On Thursday, June 28, the University of Tennessee Agricultural Experiment Station invites the public and producers to a field day at the Highland Rim Research and Education Center in Springfield.

Participants will hear presentations designed to enhance local production of a variety of commodities, including beef cattle, tobacco, soybeans, and tree fruits.

Growing a common native grass, switchgrass, will be discussed in a presentation about the Tennessee Biofuels Initiative, a plan to demonstrate and refine biofuels production technology in the state.

The event begins at 7:30 a.m. and runs through 1:00 p.m. Lunch is provided.

Specific program topics include:

• The age old decision — raise or buy replacement beef heifers;

• Renovating hay fields and pastures with Persist, a new variety of orchardgrass;

• Grazing systems and NRCS (Natural Resources Conservation Service) guidelines regarding heavy use areas and available water;

• Fungal leaf spots on tobacco and how to use the newly-registered fungicide Quadris;

• Lessons learned from curing two crops of dark tobacco in one barn;

• Results from burley curing research for reduced risks, lowering TSNA;

• Freeze damage recovery in small fruits;

• Wildlife damage control in blueberries;

• New sweet corn varieties;

• Nutritionally and environmentally superior soybean varieties.

Tobacco producers in particular will be interested in presentations about two new tobacco varieties released by the Kentucky-Tennessee Tobacco Improvement Initiative. New dark tobacco variety KT D6LC has very high yield potential and higher black shank resistance than any dark variety except KT D4LC.

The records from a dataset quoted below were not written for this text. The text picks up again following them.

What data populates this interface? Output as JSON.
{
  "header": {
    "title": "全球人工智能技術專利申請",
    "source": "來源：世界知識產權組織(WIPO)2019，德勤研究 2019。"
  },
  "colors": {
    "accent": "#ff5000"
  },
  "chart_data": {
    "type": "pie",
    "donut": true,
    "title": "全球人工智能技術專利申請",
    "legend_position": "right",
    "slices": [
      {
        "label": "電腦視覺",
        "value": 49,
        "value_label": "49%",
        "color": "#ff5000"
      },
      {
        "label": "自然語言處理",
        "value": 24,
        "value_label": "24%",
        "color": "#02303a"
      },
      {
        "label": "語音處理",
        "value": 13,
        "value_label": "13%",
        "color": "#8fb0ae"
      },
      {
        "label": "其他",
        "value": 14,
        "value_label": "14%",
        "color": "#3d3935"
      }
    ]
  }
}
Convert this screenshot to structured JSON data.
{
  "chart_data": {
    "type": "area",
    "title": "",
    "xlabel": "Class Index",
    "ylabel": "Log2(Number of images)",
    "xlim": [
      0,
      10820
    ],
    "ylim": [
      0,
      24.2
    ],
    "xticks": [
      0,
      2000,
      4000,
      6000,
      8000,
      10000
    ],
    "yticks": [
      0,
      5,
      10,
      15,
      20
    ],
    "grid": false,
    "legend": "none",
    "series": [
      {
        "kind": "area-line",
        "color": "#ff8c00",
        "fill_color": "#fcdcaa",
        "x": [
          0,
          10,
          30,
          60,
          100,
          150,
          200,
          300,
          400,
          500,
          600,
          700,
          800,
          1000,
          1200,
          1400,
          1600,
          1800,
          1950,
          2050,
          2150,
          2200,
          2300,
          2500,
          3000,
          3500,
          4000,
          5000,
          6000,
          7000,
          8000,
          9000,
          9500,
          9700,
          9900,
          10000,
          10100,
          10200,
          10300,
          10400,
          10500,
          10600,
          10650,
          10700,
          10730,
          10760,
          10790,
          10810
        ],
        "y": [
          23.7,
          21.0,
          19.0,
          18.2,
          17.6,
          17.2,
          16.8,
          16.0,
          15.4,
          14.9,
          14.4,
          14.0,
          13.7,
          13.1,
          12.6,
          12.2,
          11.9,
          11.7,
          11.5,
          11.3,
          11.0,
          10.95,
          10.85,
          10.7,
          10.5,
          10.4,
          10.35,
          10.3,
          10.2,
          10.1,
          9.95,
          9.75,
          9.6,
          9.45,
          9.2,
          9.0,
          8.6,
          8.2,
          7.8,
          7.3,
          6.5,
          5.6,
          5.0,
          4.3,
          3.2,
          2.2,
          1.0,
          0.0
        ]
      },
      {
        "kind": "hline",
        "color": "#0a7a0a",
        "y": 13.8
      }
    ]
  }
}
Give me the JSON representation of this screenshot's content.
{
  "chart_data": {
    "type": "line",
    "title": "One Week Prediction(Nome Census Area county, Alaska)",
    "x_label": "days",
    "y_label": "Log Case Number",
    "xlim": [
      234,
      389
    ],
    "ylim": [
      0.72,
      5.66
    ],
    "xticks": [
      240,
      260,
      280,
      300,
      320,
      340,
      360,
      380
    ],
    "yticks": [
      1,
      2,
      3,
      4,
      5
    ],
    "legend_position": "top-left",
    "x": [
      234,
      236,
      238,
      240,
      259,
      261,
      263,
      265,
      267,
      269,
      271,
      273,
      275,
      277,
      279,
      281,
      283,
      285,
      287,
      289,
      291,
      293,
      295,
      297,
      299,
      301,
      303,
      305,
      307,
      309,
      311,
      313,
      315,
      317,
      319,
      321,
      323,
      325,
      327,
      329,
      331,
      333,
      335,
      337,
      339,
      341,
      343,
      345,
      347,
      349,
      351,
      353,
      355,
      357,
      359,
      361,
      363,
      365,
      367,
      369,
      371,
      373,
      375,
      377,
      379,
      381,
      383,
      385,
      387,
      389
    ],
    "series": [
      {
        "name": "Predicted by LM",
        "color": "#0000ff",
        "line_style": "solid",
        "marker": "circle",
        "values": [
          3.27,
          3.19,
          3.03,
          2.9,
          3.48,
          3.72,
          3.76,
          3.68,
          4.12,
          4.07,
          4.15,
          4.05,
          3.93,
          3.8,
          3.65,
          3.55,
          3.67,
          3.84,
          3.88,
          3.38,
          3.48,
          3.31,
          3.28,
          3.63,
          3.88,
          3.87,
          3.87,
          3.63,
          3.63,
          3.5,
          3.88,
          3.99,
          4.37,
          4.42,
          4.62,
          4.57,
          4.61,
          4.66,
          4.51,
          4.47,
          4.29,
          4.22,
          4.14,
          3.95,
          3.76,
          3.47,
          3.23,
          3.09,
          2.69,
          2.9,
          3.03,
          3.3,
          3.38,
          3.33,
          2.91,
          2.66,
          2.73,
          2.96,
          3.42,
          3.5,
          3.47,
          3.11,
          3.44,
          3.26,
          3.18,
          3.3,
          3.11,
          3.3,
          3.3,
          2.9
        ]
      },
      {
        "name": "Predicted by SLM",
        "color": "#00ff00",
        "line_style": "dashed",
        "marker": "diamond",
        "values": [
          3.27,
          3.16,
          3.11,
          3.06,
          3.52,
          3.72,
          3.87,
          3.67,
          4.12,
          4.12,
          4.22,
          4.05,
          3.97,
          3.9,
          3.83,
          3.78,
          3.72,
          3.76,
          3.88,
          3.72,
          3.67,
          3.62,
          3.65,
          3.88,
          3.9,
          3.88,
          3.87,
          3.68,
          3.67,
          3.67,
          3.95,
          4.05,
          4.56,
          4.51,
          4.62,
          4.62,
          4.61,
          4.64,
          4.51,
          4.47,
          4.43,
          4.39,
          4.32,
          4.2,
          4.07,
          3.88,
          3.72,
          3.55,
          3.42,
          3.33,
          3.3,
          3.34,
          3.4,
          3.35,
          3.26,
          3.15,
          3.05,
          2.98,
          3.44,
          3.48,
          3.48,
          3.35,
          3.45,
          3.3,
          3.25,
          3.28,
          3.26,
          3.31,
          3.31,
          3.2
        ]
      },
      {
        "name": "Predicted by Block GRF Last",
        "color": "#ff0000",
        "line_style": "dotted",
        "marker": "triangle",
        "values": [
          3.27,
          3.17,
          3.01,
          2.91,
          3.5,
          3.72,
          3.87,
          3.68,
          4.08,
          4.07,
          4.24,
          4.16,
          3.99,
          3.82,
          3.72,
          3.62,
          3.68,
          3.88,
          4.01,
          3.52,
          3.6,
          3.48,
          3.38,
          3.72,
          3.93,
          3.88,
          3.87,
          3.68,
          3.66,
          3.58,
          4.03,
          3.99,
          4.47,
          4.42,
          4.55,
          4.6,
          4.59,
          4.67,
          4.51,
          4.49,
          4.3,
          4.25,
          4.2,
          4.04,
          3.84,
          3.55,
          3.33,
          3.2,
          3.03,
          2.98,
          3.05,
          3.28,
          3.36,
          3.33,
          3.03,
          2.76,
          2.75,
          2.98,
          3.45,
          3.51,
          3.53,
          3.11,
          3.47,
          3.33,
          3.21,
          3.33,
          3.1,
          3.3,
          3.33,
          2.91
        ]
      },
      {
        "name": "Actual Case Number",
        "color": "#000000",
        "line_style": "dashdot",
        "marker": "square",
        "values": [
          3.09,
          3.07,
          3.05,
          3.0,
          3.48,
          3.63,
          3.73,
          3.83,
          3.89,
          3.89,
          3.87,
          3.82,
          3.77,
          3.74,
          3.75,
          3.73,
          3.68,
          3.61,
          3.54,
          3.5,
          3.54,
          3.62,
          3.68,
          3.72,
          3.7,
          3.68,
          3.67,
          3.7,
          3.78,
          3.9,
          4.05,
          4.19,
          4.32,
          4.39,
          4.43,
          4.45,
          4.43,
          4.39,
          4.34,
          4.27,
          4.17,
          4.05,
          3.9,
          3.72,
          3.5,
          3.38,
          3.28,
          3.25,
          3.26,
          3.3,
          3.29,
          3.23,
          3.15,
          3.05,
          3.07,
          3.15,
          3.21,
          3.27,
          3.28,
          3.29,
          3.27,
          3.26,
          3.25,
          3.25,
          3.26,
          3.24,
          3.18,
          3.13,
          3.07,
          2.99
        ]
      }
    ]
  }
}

It also has high resistance to black root rot, wildfire and tobacco mosaic virus.

KT 206LC, which will be available for planting in 2008, is the first burley variety to combine high black shank resistance with moderate resistance to blue mold. It also has very high yield potential and high resistance to black root rot, wildfire, and tobacco mosaic, tobacco etch, and tobacco vein mottling viruses.

The field day site is located approximately 25 miles north of Nashville on Oakland Road in Springfield. The Highland Rim Research & Education Center is one of 10 branch research units in the Tennessee Agricultural Experiment Station system.